Starting in 1984, he worked with Nell Dale to develop a series of books that defined a new paradigm for introductory programming and data structures education, focusing on algorithmic problem solving, pedagogically based on a carefully constructed progression of concepts, and employing inclusive language and examples.

His work on the CDER curriculum influenced the ACM 2013 Curriculum and AP Computer Science Principles course. Through CDER he has lead workshops empowering instructors to incorporate parallel and distributed computing concepts into courses, co-edited two monographs on parallel and distributed computing education, and helped organize the center’s EduPar and EduHPC workshops since their inception.

At UMass, he has worked with his department’s curriculum committee for over 25 years, leading it through major curriculum revisions. He is a recipient of the University Distinguished Teaching Award.

In 2002 he helped found a local Waldorf high school, creating and teaching a developmentally based, four-year, required, computer science curriculum, and has mentored other schools in implementing it. His service has also involved multiple roles in the IEEE TC on Parallel Processing, including the curriculum working group, and co-chairing the diversity and inclusion committee, and in the International Parallel and Distributed Processing Symposium – chairing it three times, and greatly expanding its workshops as a means of broadening its community.
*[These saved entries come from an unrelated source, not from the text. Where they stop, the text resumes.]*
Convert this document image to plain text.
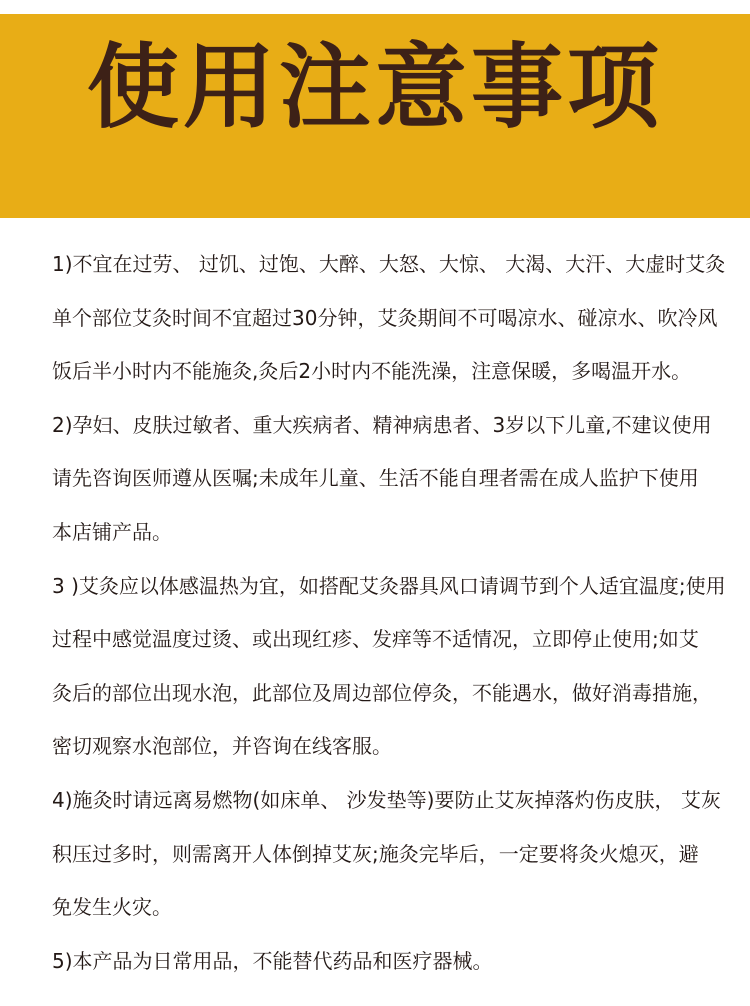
使用注意事项
1)不宜在过劳、 过饥、过饱、大醉、大怒、大惊、 大渴、大汗、大虚时艾灸
单个部位艾灸时间不宜超过30分钟，艾灸期间不可喝凉水、碰凉水、吹冷风
饭后半小时内不能施灸,灸后2小时内不能洗澡，注意保暖，多喝温开水。
2)孕妇、皮肤过敏者、重大疾病者、精神病患者、3岁以下儿童,不建议使用
请先咨询医师遵从医嘱;未成年儿童、生活不能自理者需在成人监护下使用
本店铺产品。
3 )艾灸应以体感温热为宜，如搭配艾灸器具风口请调节到个人适宜温度;使用
过程中感觉温度过烫、或出现红疹、发痒等不适情况，立即停止使用;如艾
灸后的部位出现水泡，此部位及周边部位停灸，不能遇水，做好消毒措施，
密切观察水泡部位，并咨询在线客服。
4)施灸时请远离易燃物(如床单、 沙发垫等)要防止艾灰掉落灼伤皮肤， 艾灰
积压过多时，则需离开人体倒掉艾灰;施灸完毕后，一定要将灸火熄灭，避
免发生火灾。
5)本产品为日常用品，不能替代药品和医疗器械。
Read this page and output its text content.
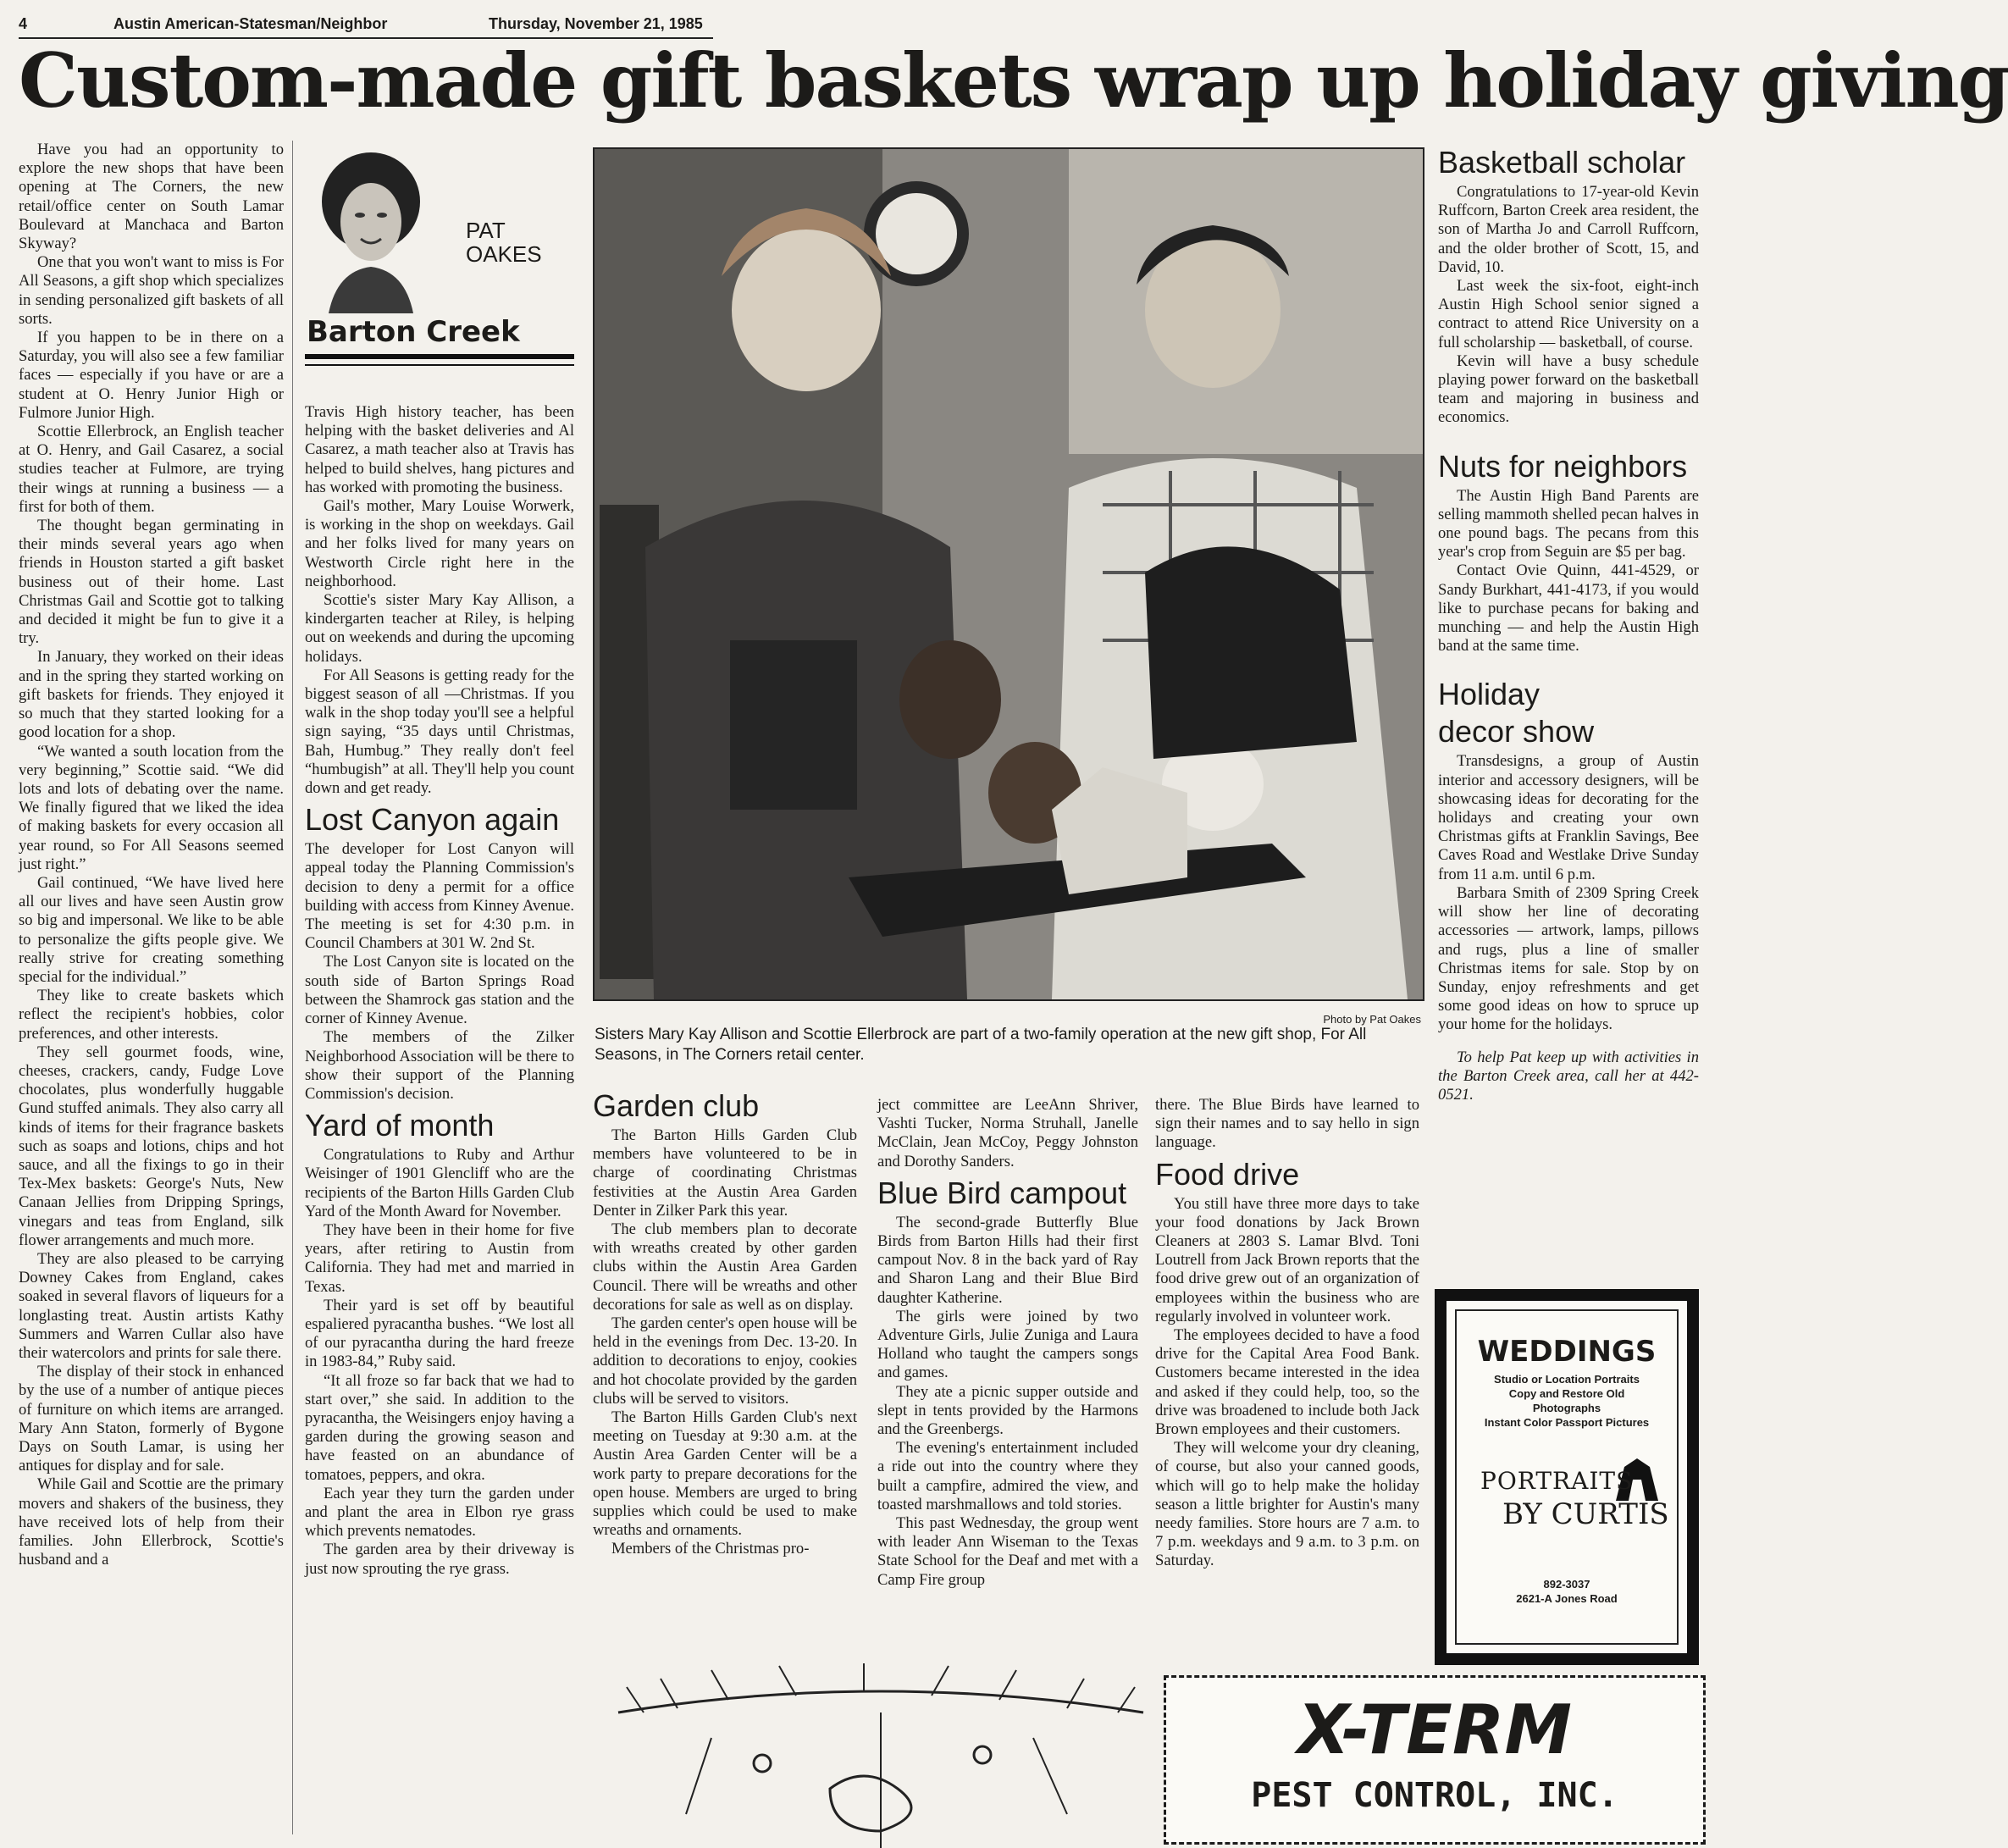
4	Austin American-Statesman/Neighbor	Thursday, November 21, 1985
Custom-made gift baskets wrap up holiday giving

Have you had an opportunity to explore the new shops that have been opening at The Corners, the new retail/office center on South Lamar Boulevard at Manchaca and Barton Skyway?

One that you won't want to miss is For All Seasons, a gift shop which specializes in sending personalized gift baskets of all sorts.

If you happen to be in there on a Saturday, you will also see a few familiar faces — especially if you have or are a student at O. Henry Junior High or Fulmore Junior High.

Scottie Ellerbrock, an English teacher at O. Henry, and Gail Casarez, a social studies teacher at Fulmore, are trying their wings at running a business — a first for both of them.

The thought began germinating in their minds several years ago when friends in Houston started a gift basket business out of their home. Last Christmas Gail and Scottie got to talking and decided it might be fun to give it a try.

In January, they worked on their ideas and in the spring they started working on gift baskets for friends. They enjoyed it so much that they started looking for a good location for a shop.

“We wanted a south location from the very beginning,” Scottie said. “We did lots and lots of debating over the name. We finally figured that we liked the idea of making baskets for every occasion all year round, so For All Seasons seemed just right.”

Gail continued, “We have lived here all our lives and have seen Austin grow so big and impersonal. We like to be able to personalize the gifts people give. We really strive for creating something special for the individual.”

They like to create baskets which reflect the recipient's hobbies, color preferences, and other interests.

They sell gourmet foods, wine, cheeses, crackers, candy, Fudge Love chocolates, plus wonderfully huggable Gund stuffed animals. They also carry all kinds of items for their fragrance baskets such as soaps and lotions, chips and hot sauce, and all the fixings to go in their Tex-Mex baskets: George's Nuts, New Canaan Jellies from Dripping Springs, vinegars and teas from England, silk flower arrangements and much more.

They are also pleased to be carrying Downey Cakes from England, cakes soaked in several flavors of liqueurs for a longlasting treat. Austin artists Kathy Summers and Warren Cullar also have their watercolors and prints for sale there.

The display of their stock in enhanced by the use of a number of antique pieces of furniture on which items are arranged. Mary Ann Staton, formerly of Bygone Days on South Lamar, is using her antiques for display and for sale.

While Gail and Scottie are the primary movers and shakers of the business, they have received lots of help from their families. John Ellerbrock, Scottie's husband and a

PAT
OAKES
Barton Creek

Travis High history teacher, has been helping with the basket deliveries and Al Casarez, a math teacher also at Travis has helped to build shelves, hang pictures and has worked with promoting the business.

Gail's mother, Mary Louise Worwerk, is working in the shop on weekdays. Gail and her folks lived for many years on Westworth Circle right here in the neighborhood.

Scottie's sister Mary Kay Allison, a kindergarten teacher at Riley, is helping out on weekends and during the upcoming holidays.

For All Seasons is getting ready for the biggest season of all —Christmas. If you walk in the shop today you'll see a helpful sign saying, “35 days until Christmas, Bah, Humbug.” They really don't feel “humbugish” at all. They'll help you count down and get ready.

Lost Canyon again

The developer for Lost Canyon will appeal today the Planning Commission's decision to deny a permit for a office building with access from Kinney Avenue. The meeting is set for 4:30 p.m. in Council Chambers at 301 W. 2nd St.

The Lost Canyon site is located on the south side of Barton Springs Road between the Shamrock gas station and the corner of Kinney Avenue.

The members of the Zilker Neighborhood Association will be there to show their support of the Planning Commission's decision.

Yard of month

Congratulations to Ruby and Arthur Weisinger of 1901 Glencliff who are the recipients of the Barton Hills Garden Club Yard of the Month Award for November.

They have been in their home for five years, after retiring to Austin from California. They had met and married in Texas.

Their yard is set off by beautiful espaliered pyracantha bushes. “We lost all of our pyracantha during the hard freeze in 1983-84,” Ruby said.

“It all froze so far back that we had to start over,” she said. In addition to the pyracantha, the Weisingers enjoy having a garden during the growing season and have feasted on an abundance of tomatoes, peppers, and okra.

Each year they turn the garden under and plant the area in Elbon rye grass which prevents nematodes.

The garden area by their driveway is just now sprouting the rye grass.

Photo by Pat Oakes
Sisters Mary Kay Allison and Scottie Ellerbrock are part of a two-family operation at the new gift shop, For All Seasons, in The Corners retail center.
Garden club

The Barton Hills Garden Club members have volunteered to be in charge of coordinating Christmas festivities at the Austin Area Garden Denter in Zilker Park this year.

The club members plan to decorate with wreaths created by other garden clubs within the Austin Area Garden Council. There will be wreaths and other decorations for sale as well as on display.

The garden center's open house will be held in the evenings from Dec. 13-20. In addition to decorations to enjoy, cookies and hot chocolate provided by the garden clubs will be served to visitors.

The Barton Hills Garden Club's next meeting on Tuesday at 9:30 a.m. at the Austin Area Garden Center will be a work party to prepare decorations for the open house. Members are urged to bring supplies which could be used to make wreaths and ornaments.

Members of the Christmas pro-

ject committee are LeeAnn Shriver, Vashti Tucker, Norma Struhall, Janelle McClain, Jean McCoy, Peggy Johnston and Dorothy Sanders.

Blue Bird campout

The second-grade Butterfly Blue Birds from Barton Hills had their first campout Nov. 8 in the back yard of Ray and Sharon Lang and their Blue Bird daughter Katherine.

The girls were joined by two Adventure Girls, Julie Zuniga and Laura Holland who taught the campers songs and games.

They ate a picnic supper outside and slept in tents provided by the Harmons and the Greenbergs.

The evening's entertainment included a ride out into the country where they built a campfire, admired the view, and toasted marshmallows and told stories.

This past Wednesday, the group went with leader Ann Wiseman to the Texas State School for the Deaf and met with a Camp Fire group

there. The Blue Birds have learned to sign their names and to say hello in sign language.

Food drive

You still have three more days to take your food donations by Jack Brown Cleaners at 2803 S. Lamar Blvd. Toni Loutrell from Jack Brown reports that the food drive grew out of an organization of employees within the business who are regularly involved in volunteer work.

The employees decided to have a food drive for the Capital Area Food Bank. Customers became interested in the idea and asked if they could help, too, so the drive was broadened to include both Jack Brown employees and their customers.

They will welcome your dry cleaning, of course, but also your canned goods, which will go to help make the holiday season a little brighter for Austin's many needy families. Store hours are 7 a.m. to 7 p.m. weekdays and 9 a.m. to 3 p.m. on Saturday.

Basketball scholar

Congratulations to 17-year-old Kevin Ruffcorn, Barton Creek area resident, the son of Martha Jo and Carroll Ruffcorn, and the older brother of Scott, 15, and David, 10.

Last week the six-foot, eight-inch Austin High School senior signed a contract to attend Rice University on a full scholarship — basketball, of course.

Kevin will have a busy schedule playing power forward on the basketball team and majoring in business and economics.

Nuts for neighbors

The Austin High Band Parents are selling mammoth shelled pecan halves in one pound bags. The pecans from this year's crop from Seguin are $5 per bag.

Contact Ovie Quinn, 441-4529, or Sandy Burkhart, 441-4173, if you would like to purchase pecans for baking and munching — and help the Austin High band at the same time.

Holiday
decor show

Transdesigns, a group of Austin interior and accessory designers, will be showcasing ideas for decorating for the holidays and creating your own Christmas gifts at Franklin Savings, Bee Caves Road and Westlake Drive Sunday from 11 a.m. until 6 p.m.

Barbara Smith of 2309 Spring Creek will show her line of decorating accessories — artwork, lamps, pillows and rugs, plus a line of smaller Christmas items for sale. Stop by on Sunday, enjoy refreshments and get some good ideas on how to spruce up your home for the holidays.

To help Pat keep up with activities in the Barton Creek area, call her at 442-0521.

WEDDINGS
Studio or Location Portraits
Copy and Restore Old
Photographs
Instant Color Passport Pictures
PORTRAITS
BY CURTIS
892-3037
2621-A Jones Road
X-TERM
PEST CONTROL, INC.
Professor Weems conducts research in parallel architectures and algorithms. He led development of two generations of the Image Understanding Architecture (the first tightly-coupled, heterogeneous, massively parallel processor), with subsequent contributions on caches, nonvolatile memory systems, and multiprecision arithmetic on GPUs.

He is a Senior Member of the IEEE, an ACM Distinguished Educator, and a CSTA member.


2021 Taylor L. Booth Education Award
“For outstanding contributions to computer science education worldwide spanning four decades, through numerous textbooks, and curriculum development efforts.”